Spanish is most popular, getting 52% of all foreign-language students.
French is second with 13%, and German is third with 6%. American Sign Language and Italian are now tied with 5% of enrollments, followed by Japanese, Chinese, Latin, Russian and Arabic.
USA Today reports that since the last MLA survey four years ago, Arabic is up 126%, Chinese 51%, American Sign Language 30% and Japanese 27%. That's compared with increases of 10% for Spanish, 2% for French and 3.5% for German.
The report, a snapshot of language enrollment at 2,795 institutions of higher learning, is based on fall 2006 enrollments. MLA has collected such data since 1958.

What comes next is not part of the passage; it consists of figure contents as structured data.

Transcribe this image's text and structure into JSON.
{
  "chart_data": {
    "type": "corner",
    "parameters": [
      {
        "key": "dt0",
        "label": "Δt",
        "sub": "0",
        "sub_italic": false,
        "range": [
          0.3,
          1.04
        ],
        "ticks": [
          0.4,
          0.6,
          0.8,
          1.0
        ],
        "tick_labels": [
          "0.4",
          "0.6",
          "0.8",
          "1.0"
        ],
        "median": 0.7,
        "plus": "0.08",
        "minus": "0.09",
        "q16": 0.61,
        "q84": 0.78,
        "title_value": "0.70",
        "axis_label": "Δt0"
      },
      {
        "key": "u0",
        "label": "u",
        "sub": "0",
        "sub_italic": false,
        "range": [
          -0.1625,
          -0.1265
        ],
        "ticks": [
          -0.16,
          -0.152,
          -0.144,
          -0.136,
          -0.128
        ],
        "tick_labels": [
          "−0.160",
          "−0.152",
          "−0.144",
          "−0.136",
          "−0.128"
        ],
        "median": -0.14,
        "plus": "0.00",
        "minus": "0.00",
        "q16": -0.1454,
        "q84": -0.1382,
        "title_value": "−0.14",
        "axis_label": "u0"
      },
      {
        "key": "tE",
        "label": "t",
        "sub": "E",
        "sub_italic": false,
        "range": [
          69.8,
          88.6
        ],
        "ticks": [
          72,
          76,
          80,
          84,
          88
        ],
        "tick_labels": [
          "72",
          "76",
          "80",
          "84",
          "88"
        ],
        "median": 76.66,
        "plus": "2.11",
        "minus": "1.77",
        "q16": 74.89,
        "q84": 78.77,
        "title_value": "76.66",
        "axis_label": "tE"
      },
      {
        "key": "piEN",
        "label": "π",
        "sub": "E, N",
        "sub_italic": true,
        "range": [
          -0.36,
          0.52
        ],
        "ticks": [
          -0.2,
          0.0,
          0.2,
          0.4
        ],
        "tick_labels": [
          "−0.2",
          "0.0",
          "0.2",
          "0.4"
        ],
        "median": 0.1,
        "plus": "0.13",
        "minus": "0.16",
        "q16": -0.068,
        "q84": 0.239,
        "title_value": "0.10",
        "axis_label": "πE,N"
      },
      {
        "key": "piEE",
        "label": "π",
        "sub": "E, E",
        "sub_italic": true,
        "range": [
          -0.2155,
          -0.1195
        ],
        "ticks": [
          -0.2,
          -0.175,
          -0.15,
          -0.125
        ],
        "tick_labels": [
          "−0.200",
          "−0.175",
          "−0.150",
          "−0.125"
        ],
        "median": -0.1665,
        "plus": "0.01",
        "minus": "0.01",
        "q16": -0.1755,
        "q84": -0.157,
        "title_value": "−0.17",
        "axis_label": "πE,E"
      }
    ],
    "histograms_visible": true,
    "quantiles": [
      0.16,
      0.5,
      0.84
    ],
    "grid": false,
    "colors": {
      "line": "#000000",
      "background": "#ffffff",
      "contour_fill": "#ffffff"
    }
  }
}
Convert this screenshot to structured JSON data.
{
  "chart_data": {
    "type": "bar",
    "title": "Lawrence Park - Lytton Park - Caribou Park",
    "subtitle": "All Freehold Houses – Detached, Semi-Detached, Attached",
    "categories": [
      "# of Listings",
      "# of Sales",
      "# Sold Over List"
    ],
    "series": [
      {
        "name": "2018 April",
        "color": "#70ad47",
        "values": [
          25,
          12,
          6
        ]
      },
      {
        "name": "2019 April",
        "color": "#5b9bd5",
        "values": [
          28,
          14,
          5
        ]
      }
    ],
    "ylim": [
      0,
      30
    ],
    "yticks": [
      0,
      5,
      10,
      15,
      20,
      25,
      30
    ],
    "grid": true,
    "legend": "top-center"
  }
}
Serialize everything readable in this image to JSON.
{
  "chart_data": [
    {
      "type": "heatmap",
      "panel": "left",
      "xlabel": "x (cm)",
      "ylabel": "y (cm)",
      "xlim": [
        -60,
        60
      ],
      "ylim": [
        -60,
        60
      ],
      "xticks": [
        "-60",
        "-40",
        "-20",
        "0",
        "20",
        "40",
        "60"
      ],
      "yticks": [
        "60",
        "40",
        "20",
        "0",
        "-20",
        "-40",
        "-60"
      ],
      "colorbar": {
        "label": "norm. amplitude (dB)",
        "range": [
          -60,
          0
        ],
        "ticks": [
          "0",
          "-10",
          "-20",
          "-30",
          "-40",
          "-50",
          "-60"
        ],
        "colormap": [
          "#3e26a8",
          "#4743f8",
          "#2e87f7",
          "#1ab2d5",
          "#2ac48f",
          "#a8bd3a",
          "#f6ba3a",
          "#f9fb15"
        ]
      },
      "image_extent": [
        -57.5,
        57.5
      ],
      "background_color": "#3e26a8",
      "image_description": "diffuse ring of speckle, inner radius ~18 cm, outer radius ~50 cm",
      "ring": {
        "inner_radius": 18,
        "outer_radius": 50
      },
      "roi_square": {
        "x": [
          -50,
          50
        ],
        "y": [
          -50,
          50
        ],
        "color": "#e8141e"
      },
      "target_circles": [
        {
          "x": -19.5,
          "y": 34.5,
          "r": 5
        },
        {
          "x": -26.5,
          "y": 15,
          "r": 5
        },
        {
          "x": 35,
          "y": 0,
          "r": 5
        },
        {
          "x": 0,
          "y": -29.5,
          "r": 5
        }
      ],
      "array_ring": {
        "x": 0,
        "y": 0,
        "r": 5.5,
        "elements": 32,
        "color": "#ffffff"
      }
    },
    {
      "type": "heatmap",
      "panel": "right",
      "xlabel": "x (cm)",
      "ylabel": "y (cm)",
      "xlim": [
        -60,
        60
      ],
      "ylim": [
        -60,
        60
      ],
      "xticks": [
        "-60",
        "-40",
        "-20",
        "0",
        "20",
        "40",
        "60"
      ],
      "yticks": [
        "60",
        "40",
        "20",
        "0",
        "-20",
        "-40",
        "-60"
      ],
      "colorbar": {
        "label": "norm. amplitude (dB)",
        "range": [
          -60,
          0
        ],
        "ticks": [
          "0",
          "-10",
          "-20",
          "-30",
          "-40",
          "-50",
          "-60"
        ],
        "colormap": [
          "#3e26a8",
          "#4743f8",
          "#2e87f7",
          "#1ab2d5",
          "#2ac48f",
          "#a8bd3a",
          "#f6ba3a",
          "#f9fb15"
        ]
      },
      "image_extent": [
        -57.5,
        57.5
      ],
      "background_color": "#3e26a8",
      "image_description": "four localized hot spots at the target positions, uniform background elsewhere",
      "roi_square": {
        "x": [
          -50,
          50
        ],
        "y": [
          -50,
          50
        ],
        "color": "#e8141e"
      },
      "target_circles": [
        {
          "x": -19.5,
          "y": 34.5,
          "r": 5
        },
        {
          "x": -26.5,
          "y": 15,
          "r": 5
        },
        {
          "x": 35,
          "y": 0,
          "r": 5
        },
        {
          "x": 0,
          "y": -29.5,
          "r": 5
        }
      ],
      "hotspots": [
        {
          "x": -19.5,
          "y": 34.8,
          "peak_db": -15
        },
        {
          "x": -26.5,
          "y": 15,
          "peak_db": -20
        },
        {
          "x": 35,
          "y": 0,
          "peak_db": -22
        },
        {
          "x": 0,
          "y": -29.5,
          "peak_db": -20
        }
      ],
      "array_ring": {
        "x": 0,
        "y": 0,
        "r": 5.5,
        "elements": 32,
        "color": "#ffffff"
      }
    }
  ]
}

USA Today notes that language study has fallen significantly since the 1960s. In the fall of 2006, about 8.6% of college and university students took a language class. In 1965, that figure was 16.5%, according to the MLA. That's in part because the language requirement, almost universal in the 1960s and '70s, disappeared in many programs beginning in the 1970s and '80s. However, it's now making a comeback, says Rosemary Feal, executive director of the MLA.
Historically, Americans have been "pragmatic" when it comes to learning languages.
"If they see a vital language need in terms of national interest or in terms of professional career opportunity, then they will invest the time to learn that language," she says.